В это утро он проснулся еще затемно. Несмотря на ощутимую прохладу [истопник, собака, еще дрых, похоже], резко откинул одеяло и вскочил на ноги.

— Ух ты, как бодрит! — Александр аж запрыгал от обжигающе ледяного пола. — Срочно нужен теплый пол… Ну, что Сандро, готов к подвигам во имя будущего русской литературы? И, конечно, во имя нашего тоже…

Из зеркала, висевшего на стене рядом, на него с сомнением глядело заспанное лицо Пушкина. Весь взъерошенный, волосы торчком стоят, нос синий, как бы не простудился во время вчерашних приключений.

— Что за сомнения, Александр свет-Сергеевич? — ухмыльнувшись, подмигнул он отражению. Настроение было на все сто процентов. Его буквально переполняло желание всколыхнуть окружающее его болото, перестроить и перекроить жизнь поэта так, чтобы все сверкало и блестело, как у кота… — Прочь все! Новая жизнь началась!

Его взгляд скользнул по мятой ночной рубахе и замер на внушительно вздувшемся внизу бугорке.

— Ого! Похоже, у нас обозначился еще один животрепещущий вопрос… Причем, животрепещущий в прямом смысле этого слова.

Как пенсионер со стажем, он, честно, говоря уже и отвык от такого. А тут сюрприз и подарок, пробуждающий уже давно забытые ощущения.

— А про это-то я и не подумал — жжение в паху усилилось, словно намекая, что тут не думать нужно, а действовать. — Кстати, а где Наталья? — недоуменно оглядел смятую постель. Устоявшаяся вмятина на пуховом матрасе подсказывала, что спал он, как правило, в одиночестве. — Странно, а как же четыре ребенка? Прямо загадка для Шерлока Холмса…

Чтобы унять возбуждение [не бродить же по дому с возбужденно топырившимся естеством], основательно размялся. Хотел по-стариковски, как привык, сделать зарядку, но новое тело неожиданно запросило большего. Пришлось, выложиться как следует. Поприседал до приятного гудения в бедрах и коленях, наотжимался так, что руки повисли плетьми.

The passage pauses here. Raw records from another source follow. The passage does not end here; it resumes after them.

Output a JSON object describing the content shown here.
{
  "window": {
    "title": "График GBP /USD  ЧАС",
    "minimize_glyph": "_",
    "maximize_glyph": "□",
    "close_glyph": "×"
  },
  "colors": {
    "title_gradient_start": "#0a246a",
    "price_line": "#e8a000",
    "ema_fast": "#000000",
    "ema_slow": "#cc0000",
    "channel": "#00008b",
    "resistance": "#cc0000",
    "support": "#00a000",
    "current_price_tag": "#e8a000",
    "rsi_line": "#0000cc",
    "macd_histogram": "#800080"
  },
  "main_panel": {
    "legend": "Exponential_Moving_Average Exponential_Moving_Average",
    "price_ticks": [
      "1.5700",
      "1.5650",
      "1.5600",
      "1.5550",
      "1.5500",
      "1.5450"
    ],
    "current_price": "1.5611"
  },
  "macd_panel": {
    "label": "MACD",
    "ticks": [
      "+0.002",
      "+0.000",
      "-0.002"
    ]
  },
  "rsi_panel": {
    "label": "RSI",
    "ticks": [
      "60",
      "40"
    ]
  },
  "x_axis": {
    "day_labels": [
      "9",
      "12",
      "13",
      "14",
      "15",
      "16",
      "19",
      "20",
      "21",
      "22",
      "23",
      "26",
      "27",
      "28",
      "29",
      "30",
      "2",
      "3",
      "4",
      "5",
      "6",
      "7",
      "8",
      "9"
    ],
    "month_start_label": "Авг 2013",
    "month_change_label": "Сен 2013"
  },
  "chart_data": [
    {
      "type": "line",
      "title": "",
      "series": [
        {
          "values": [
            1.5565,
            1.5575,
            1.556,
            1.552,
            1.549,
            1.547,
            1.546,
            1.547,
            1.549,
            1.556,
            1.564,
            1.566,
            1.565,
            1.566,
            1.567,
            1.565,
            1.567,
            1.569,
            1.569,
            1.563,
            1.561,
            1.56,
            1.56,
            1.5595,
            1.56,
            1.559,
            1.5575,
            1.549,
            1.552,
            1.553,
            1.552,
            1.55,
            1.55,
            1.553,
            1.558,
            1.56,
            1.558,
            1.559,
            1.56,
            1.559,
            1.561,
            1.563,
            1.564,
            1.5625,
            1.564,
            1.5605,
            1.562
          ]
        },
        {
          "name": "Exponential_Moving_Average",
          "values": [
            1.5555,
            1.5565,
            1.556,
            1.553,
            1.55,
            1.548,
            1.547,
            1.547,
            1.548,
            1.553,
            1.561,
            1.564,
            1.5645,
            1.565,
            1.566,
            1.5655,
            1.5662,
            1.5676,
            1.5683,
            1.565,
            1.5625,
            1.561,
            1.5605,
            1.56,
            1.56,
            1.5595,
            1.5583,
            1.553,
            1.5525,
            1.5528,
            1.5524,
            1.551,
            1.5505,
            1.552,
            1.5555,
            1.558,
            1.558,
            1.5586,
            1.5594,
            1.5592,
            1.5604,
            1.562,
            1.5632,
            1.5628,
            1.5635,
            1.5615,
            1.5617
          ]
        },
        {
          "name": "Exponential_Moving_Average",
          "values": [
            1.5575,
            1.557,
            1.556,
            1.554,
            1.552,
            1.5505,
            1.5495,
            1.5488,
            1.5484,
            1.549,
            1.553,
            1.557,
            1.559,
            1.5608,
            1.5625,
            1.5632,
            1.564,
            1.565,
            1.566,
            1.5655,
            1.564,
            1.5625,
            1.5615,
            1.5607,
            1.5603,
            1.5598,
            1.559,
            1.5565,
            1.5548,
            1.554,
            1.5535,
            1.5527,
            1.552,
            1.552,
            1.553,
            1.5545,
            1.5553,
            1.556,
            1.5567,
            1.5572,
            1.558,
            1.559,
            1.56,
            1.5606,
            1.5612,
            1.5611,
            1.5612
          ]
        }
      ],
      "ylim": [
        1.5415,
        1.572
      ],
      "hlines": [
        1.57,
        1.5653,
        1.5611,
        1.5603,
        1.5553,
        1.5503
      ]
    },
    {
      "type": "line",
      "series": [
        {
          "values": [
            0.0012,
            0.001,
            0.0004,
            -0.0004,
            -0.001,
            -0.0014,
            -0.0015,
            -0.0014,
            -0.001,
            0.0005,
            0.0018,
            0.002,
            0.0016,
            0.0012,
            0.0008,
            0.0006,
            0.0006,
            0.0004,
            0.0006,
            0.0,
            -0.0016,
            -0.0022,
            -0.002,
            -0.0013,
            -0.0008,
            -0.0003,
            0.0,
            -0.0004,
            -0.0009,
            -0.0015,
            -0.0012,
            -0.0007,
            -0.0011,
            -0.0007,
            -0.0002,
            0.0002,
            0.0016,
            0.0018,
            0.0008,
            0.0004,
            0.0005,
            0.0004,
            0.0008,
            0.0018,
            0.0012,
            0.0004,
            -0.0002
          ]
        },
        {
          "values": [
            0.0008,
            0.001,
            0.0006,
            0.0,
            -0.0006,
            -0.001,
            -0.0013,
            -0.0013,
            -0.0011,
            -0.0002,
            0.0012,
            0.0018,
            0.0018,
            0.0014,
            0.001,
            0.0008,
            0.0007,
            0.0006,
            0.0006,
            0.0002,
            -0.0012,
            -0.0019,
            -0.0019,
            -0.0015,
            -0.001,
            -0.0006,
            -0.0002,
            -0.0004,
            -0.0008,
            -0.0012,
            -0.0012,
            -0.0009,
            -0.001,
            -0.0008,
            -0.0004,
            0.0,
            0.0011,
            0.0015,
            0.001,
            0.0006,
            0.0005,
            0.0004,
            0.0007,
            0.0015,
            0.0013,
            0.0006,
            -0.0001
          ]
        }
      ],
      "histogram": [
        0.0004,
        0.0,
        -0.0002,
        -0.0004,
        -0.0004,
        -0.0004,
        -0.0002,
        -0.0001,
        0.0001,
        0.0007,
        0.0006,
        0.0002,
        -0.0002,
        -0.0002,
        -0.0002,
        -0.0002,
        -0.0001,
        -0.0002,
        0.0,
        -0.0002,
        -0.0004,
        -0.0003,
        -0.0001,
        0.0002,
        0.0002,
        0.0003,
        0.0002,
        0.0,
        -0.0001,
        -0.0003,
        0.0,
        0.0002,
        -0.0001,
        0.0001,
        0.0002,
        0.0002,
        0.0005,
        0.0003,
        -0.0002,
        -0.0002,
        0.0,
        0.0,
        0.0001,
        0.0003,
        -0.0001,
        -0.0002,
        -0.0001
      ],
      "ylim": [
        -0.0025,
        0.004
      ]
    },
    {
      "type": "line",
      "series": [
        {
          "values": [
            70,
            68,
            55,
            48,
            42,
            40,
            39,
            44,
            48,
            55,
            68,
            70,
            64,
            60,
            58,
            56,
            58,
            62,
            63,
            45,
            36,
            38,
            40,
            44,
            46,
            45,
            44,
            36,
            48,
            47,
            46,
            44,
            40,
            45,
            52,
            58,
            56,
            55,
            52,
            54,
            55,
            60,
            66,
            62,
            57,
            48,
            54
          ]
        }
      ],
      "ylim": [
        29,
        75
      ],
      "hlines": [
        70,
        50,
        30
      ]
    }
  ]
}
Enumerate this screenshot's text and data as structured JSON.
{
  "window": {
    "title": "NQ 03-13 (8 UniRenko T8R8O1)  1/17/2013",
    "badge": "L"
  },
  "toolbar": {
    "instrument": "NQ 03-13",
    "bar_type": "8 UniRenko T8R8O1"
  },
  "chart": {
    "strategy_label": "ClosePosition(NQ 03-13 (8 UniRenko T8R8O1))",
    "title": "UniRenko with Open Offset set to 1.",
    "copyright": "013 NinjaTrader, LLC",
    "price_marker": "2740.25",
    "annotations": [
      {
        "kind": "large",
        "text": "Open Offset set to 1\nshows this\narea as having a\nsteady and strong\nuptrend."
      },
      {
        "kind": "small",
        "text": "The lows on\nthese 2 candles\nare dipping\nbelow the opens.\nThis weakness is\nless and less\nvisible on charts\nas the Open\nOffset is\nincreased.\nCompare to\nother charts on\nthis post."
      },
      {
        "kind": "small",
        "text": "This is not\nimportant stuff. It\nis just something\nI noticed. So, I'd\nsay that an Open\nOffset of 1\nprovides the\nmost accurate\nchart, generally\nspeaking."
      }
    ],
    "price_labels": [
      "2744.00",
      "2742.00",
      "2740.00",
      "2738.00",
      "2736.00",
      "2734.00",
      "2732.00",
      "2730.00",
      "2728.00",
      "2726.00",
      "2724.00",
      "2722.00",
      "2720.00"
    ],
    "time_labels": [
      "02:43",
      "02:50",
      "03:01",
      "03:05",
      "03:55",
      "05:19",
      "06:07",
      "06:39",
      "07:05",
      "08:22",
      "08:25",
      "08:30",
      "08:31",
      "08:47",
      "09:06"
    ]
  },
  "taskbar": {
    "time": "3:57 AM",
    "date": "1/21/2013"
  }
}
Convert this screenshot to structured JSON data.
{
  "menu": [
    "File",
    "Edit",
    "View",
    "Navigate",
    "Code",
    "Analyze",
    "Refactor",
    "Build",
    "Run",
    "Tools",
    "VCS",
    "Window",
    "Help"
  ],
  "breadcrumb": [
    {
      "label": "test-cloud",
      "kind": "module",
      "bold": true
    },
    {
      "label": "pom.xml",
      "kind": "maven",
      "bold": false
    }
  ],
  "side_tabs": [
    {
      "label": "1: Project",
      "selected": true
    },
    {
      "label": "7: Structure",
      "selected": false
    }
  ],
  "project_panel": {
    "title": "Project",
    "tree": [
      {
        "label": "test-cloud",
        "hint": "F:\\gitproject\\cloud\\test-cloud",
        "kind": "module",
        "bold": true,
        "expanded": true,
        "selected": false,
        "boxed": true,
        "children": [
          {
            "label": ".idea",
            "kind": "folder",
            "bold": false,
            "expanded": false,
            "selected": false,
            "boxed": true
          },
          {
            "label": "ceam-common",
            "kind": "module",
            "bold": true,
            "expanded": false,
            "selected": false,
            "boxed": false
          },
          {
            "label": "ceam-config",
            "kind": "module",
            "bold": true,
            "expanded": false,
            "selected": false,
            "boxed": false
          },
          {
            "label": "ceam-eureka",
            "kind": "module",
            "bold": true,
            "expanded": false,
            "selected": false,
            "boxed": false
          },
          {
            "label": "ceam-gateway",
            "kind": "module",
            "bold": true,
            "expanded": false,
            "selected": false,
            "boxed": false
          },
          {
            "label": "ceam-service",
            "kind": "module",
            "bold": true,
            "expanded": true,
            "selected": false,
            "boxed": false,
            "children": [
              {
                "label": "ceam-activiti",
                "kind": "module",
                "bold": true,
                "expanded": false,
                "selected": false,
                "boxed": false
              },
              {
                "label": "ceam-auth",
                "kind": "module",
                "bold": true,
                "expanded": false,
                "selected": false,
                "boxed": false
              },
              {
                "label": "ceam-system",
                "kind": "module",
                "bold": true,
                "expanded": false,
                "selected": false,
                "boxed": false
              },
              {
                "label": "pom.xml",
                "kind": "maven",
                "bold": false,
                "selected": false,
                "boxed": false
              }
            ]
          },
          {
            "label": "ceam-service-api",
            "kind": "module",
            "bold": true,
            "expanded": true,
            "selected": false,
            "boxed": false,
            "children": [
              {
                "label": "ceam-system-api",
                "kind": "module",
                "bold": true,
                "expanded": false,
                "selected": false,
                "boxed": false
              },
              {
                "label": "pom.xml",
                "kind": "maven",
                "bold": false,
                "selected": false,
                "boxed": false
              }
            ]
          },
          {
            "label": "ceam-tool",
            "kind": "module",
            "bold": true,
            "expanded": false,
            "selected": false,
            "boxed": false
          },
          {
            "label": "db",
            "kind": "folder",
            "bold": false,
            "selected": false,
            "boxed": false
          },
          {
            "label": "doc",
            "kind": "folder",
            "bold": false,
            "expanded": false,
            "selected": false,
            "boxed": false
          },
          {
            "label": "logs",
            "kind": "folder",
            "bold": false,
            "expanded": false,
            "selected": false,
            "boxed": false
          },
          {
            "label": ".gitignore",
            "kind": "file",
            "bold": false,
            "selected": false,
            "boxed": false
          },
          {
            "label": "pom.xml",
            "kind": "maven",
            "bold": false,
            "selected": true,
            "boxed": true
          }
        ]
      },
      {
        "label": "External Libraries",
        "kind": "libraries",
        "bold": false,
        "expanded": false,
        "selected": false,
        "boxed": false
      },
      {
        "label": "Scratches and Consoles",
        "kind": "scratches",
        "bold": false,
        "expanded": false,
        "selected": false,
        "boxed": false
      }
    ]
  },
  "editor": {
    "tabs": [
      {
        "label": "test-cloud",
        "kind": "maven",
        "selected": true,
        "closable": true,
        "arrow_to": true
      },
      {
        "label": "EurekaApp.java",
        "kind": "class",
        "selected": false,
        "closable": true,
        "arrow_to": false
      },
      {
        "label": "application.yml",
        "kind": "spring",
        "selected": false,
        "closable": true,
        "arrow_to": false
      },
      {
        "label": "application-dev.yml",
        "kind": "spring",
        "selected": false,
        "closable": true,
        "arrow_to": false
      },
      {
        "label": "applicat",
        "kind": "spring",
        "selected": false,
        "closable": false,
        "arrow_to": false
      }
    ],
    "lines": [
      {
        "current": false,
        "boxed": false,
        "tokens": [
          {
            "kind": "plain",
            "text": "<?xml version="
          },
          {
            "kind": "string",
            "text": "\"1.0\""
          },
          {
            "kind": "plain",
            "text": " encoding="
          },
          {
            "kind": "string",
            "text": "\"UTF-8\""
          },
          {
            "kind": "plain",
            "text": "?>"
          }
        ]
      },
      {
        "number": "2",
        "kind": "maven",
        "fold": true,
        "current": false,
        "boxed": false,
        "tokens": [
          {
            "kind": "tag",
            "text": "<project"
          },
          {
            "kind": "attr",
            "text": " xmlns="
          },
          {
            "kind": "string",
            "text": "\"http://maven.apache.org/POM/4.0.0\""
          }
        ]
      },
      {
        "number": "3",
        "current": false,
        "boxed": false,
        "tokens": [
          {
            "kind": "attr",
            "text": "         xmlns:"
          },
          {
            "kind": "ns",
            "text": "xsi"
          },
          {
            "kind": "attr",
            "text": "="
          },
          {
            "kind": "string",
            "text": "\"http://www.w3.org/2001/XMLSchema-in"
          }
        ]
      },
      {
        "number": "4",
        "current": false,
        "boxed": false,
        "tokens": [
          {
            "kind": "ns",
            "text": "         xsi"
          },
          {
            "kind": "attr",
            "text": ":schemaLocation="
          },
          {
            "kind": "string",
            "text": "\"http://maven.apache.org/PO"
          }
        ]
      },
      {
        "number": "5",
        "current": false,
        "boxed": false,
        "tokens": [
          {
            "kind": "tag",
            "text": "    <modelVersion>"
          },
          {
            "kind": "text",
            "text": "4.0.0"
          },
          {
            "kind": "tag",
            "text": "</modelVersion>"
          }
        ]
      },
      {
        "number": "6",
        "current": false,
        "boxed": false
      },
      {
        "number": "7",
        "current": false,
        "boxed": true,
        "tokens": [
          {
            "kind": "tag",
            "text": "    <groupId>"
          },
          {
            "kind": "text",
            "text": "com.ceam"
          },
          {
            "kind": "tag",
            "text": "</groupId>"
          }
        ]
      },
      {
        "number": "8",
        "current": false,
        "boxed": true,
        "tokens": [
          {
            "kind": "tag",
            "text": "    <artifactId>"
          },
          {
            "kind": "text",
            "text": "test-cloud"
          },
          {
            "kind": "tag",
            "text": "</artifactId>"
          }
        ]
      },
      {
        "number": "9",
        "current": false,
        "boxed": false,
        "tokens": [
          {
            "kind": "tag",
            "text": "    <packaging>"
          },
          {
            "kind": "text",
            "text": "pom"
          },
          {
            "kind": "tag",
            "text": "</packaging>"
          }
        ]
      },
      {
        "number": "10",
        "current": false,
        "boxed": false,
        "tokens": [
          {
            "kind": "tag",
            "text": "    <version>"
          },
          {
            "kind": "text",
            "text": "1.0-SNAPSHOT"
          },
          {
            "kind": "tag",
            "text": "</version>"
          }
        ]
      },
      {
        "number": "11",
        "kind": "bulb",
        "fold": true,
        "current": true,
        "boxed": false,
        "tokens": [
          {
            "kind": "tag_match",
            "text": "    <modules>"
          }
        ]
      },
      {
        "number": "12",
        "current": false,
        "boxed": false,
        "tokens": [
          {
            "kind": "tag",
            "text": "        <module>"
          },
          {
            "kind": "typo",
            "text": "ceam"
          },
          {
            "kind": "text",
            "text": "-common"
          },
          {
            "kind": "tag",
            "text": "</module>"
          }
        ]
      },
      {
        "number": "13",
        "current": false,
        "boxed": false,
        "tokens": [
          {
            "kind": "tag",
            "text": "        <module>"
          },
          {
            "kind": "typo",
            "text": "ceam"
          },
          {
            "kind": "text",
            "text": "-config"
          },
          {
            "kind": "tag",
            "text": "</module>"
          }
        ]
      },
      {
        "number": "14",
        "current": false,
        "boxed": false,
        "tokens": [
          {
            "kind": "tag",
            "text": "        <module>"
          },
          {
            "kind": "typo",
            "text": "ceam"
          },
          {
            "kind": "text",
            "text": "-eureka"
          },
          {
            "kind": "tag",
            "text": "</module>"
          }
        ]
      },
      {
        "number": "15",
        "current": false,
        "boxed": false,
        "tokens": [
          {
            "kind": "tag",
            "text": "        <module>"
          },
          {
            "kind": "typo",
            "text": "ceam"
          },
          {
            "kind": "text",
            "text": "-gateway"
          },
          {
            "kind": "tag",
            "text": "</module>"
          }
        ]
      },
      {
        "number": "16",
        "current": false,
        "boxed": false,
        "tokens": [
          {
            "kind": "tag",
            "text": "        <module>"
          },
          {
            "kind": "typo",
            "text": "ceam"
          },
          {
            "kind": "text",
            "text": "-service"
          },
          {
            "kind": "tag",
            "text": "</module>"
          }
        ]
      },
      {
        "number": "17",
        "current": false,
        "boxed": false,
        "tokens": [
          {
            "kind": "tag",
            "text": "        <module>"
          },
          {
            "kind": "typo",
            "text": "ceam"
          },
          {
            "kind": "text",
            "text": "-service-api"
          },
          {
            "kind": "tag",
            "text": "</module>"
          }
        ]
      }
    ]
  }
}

— Вот и ладно, для здоровья хватит, — бросил мужчина, накидывая халат на плечи. На ноги нашлись большие мохнатые то ли тапки, то ли чуни, несмотря на неказистый вид прекрасно согревшие ноги. — А теперь не грех немного откушать.

Он потянул носом, пытаясь уловить запах готовящейся пищи. Кухарка, наверняка, должна уже была приступить к готовке. Однако ничем соблазнительным со стороны кухни не тянуло.

— Они что тут до обеда спят⁈ — желудок раздраженно пробурчал, тоже выражая свое несогласие с таким положением дел. Александр недовольно сжал губы. — Сейчас разберемся, почему это солнце русской поэзии никто не собирается кормить.

И сам не заметил, как в голосе появились недовольные барские нотки. Видимо, эпоха и личность реципиента сказываются.

— Так…

Дом его встретил мертвой тишиной. Значит, его догадка верна: здесь никто особо не привык рано вставать.

— Хотя, вроде, кастрюлями кто-то гремит, — ухо уловило вдалеке какое-то позвякивание, очень напоминающее возню с кухонной утварью. Желудок тут же снова возбудился, выдав в животе оглушительную трель. — Ну-ка, посмотрим.

Кухня с печью, большим разделочным столом располагалась в самой дальней части одинадцатикомнатной квартиры. Пока туда добрался, несколько раз вспотел.

— Барин, что же вы ни свет ни заря! — чересчур эмоционально встретила его кухарка, стоя в дверях. Крупная бабища, кровь с молоком, про которых говорят, что она и коня на скаку остановит, и в горящую избу войдет, причем с этим же конем на руках. — Всегда допоздна почивать изволите. Будить вас приходится…

А дальше случилось то, чего Александр ну никак не ожидал.

— Или вас опять зуд одолел, как на третий день? — он молча пожал плечами в ответ. Сразу и не понял, о каком таком зуде шла речь. — Только нонче поспешайте, а то делов многась.

Убрав сковородки, она повернулась к нему спиной, задрала юбку, и улеглась телесами на стол. Повела из стороны в сторону белыми ягодицами и затем деловито буркнула:

— Готовая я. Давай, барин, наддай. Барин?

С Пушкиным же случился самый натуральный ступор. Встал, как столб, с выпученными глазами и широко раскрытым ртом, не в силах и слова сказать. Прямо на него смотрело такое

— Барин, заснули? — нетерпеливо вздохнула бабища, задирая юбку еще выше и еще призывнее дергая тазом. Мол, начинай. — Мине исчо тесто ставить нужно. Барыня вчерась про блинчики с вареньем сказывала.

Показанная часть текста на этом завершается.